The Key To Drinking Coffee Like A Pro Is To Sip It Like Wine

Most Americans drink coffee, and often. According to Statista, a whopping 73.9% of Americans drink coffee every day. But even with the boom in specialty coffee drinks and yearly rage for coffee-spiced confections, for most people, coffee is a matter of convenience above all else. Brewed in a drip coffee maker or poured from a plastic nozzle dispenser at your local gas station, coffee is simply a way of getting a fix of caffeine. 

In fact, a hot cup of coffee is the most popular morning drink. But what if that convenience has blunted our enjoyment of that most magical caffeine-filled bean? After all, coffee is a diverse and complex beverage that can be enjoyed in an almost infinite number of ways. And more than ever, coffee is being produced not just for convenience, but for its unique and diverse array of flavor profiles. 

The coffee aisle of your grocery store isn't limited to the industrial metal cans that were once the end all be all of coffee consumption. So how can you begin to really appreciate all of these new brews and varieties of coffee? Well, you can start by sipping it as you would your favorite glass of wine.

Making the most of your cup

Getting the most out of your coffee really comes down to a shift in attitude. Instead of blindly drinking from your mug, slow down and take a note from the attentive process of wine tasting. Like wine tasting, there are several aspects of coffee that you'll want to pay attention to. According to experts, there are five things you should consider while enjoying a new brew: sweetness, body, acidity, flavor, and finish, which is also known as aftertaste.

These five characteristics are similar to the five basic tasting characteristics of wine: sweetness, acidity, tannin, alcohol, and body. As with wine, it's important to use every sip to evaluate your drink on each level. Of course, it starts with the first sip, and the variety and preparation of coffee should guide your tasting experience. French press coffee should be left to steep for several minutes before enjoying. Meanwhile, espresso should be enjoyed immediately after pulling a shot. This is because espresso rapidly loses flavor — and its signature crema — minutes after preparation. 

Regardless of preparation, the process begins with smell. The smell of coffee is undeniable and variable, and its aroma is a key aspect of its appeal. Taking a moment to smell your freshly brewed coffee will help you to enjoy its unique flavor. Then, of course, comes the sip. And as for that, a good slurping is in order. This will help to splash the drink across your entire mouth and will allow you to fully appreciate its intricate flavors.

Comparing grapes and beans

The similarities between coffee and wine expand far beyond tasting methods. In fact, both beverages include a wide variety of species and classifications. Like wine grapes, which consist of various species, coffee beans are similarly classified. For coffee, there are two main bean types: Arabica and Robusta — and understanding the difference between the two is key.

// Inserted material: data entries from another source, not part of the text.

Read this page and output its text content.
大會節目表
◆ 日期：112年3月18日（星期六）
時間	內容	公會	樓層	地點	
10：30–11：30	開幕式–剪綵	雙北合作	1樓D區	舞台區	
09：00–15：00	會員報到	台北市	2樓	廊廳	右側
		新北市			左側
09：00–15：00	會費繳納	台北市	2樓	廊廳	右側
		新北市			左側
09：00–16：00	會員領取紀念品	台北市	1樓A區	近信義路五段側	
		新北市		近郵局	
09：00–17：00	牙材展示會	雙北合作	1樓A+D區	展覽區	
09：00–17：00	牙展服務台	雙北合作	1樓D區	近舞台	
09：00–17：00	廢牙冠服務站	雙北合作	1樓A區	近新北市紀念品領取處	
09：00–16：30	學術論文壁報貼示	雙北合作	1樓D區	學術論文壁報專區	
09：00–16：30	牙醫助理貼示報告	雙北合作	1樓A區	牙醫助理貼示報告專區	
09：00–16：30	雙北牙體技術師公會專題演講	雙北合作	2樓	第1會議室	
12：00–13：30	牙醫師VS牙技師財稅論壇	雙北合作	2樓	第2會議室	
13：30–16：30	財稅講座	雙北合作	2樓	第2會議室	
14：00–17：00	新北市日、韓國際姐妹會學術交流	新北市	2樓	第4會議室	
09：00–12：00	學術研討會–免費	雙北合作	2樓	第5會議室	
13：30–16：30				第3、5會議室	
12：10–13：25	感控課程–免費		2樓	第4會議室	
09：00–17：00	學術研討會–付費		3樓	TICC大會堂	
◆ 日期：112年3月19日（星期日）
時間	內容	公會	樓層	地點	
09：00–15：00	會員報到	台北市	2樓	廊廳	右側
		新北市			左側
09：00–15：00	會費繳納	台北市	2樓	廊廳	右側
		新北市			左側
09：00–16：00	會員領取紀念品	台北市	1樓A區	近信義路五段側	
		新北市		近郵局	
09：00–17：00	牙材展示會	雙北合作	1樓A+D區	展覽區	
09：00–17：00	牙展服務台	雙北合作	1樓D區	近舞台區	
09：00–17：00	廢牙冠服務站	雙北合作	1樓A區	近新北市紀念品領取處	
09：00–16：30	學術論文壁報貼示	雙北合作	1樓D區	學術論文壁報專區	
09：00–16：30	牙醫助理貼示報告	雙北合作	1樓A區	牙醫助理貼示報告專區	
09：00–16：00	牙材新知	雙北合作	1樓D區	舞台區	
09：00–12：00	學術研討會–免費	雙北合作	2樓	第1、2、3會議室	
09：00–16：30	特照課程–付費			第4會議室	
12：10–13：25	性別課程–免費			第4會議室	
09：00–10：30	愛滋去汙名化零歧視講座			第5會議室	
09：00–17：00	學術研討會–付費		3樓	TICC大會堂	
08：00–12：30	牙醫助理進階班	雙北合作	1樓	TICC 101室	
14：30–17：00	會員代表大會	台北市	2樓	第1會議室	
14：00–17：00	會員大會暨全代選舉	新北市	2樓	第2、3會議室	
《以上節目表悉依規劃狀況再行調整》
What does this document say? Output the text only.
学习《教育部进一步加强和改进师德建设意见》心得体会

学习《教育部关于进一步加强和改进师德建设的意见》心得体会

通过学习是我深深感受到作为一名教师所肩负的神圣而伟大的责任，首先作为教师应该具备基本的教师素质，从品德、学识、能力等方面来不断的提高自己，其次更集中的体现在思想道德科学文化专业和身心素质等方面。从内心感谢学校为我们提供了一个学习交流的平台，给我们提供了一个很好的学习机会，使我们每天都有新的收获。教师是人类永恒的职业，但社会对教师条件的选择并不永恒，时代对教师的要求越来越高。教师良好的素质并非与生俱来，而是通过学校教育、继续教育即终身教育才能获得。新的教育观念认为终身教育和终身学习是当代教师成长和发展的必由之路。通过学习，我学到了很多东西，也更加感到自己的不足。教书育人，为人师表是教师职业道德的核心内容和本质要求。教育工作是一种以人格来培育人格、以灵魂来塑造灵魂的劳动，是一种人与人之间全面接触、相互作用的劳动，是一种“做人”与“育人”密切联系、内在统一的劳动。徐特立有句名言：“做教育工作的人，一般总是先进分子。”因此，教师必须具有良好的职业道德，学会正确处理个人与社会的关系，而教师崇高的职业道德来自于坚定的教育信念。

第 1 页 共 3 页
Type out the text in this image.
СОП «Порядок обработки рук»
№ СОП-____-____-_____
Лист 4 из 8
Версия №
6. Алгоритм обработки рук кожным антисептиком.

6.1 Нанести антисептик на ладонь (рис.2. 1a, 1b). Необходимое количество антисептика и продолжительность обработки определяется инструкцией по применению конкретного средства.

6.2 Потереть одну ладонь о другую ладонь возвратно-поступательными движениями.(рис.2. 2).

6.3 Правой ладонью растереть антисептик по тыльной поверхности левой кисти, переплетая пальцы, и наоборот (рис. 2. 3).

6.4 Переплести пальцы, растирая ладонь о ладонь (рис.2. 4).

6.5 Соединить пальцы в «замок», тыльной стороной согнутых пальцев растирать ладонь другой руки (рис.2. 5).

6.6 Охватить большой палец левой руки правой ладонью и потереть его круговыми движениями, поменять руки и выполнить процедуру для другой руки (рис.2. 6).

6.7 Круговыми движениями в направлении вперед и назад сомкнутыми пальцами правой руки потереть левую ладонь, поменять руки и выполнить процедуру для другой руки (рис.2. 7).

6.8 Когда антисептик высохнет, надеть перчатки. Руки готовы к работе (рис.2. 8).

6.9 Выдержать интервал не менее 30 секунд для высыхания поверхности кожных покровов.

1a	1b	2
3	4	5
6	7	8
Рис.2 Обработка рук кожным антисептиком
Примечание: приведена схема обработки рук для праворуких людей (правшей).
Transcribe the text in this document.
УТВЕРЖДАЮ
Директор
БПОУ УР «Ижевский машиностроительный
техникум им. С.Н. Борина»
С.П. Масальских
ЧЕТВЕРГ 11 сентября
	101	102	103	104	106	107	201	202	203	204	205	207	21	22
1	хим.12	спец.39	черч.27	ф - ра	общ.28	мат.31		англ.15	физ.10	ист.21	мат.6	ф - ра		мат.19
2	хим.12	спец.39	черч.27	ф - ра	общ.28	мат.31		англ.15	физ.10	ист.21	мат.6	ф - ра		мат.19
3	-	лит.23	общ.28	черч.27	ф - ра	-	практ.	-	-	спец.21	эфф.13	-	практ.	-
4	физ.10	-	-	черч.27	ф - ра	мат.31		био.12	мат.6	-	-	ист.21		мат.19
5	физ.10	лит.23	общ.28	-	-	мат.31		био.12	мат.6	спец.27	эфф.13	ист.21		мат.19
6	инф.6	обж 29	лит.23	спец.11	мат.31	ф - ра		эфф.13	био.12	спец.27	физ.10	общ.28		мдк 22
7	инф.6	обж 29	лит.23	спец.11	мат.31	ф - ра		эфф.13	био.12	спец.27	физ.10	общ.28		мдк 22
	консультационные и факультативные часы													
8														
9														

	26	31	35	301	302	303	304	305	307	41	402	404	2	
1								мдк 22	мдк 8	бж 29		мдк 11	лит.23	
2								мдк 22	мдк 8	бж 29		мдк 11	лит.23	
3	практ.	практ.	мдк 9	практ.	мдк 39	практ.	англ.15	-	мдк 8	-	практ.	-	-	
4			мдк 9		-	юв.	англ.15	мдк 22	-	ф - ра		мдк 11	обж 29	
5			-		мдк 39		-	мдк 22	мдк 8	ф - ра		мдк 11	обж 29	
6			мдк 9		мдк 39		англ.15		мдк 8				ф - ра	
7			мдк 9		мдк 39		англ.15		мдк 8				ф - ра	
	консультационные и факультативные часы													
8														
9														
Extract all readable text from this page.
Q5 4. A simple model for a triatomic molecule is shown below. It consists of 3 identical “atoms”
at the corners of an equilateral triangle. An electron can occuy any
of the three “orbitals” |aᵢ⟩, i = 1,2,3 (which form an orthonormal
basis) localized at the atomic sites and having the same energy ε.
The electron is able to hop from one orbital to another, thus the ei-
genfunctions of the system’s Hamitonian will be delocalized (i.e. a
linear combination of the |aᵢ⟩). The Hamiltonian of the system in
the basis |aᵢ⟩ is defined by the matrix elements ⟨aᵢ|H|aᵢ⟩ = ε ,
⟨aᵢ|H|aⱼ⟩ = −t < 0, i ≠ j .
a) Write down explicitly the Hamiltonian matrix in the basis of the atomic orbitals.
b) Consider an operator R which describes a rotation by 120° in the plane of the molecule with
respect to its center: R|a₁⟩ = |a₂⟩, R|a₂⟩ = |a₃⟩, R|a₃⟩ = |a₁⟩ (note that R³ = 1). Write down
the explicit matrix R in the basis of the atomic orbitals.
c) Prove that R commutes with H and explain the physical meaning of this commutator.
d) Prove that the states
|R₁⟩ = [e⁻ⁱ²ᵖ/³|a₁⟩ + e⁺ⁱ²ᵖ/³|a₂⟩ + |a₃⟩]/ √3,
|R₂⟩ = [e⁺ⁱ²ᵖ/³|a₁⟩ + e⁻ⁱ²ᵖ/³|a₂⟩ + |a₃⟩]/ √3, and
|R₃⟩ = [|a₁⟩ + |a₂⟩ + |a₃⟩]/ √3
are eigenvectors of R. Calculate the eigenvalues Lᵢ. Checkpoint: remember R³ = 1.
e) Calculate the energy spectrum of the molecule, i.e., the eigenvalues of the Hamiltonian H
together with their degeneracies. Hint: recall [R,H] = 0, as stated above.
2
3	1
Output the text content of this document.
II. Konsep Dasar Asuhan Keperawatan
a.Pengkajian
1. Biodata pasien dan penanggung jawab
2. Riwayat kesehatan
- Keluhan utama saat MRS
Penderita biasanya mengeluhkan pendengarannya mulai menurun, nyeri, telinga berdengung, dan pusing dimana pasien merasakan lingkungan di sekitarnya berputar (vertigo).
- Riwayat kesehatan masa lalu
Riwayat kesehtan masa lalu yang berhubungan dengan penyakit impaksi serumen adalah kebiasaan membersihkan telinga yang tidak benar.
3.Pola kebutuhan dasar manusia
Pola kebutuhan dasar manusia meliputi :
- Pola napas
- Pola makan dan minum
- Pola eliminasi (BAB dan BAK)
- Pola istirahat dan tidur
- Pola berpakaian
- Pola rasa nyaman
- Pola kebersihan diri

Arabica beans are used for most specialty coffees and feature a generally low acidity level, and a more subtle and even flavor profile. The taste of Arabica coffee can range from a fruity flavor profile to warm and chocolatey flavors. Robusta, on the other hand, has a higher acidity level. Its robust flavor can tend toward the bitter end of the flavor spectrum. Robusta beans are also quite durable and are able to thrive in unstable climates and growing conditions, which makes it the perfect choice for mass-produced coffee brands such as Maxwell House. Meanwhile, specialty coffee shops such as Starbucks tend to use Arabica beans.

Of course, the level and method of roasting each type of bean also impact its flavor. And, like wine, the specific growing conditions of coffee beans make a difference in your coffee's unique flavor profile. So next time you enjoy a new (or favorite) kind of coffee, approach it as you would a new wine. Drink your cup with care, and look beyond the basics to consider the origins of your beans. It might be your first step in becoming a certified coffee aficionado. Just make sure to not swirl your mug too aggressively — there are some key differences between wine and coffee, after all, and temperature is a big one.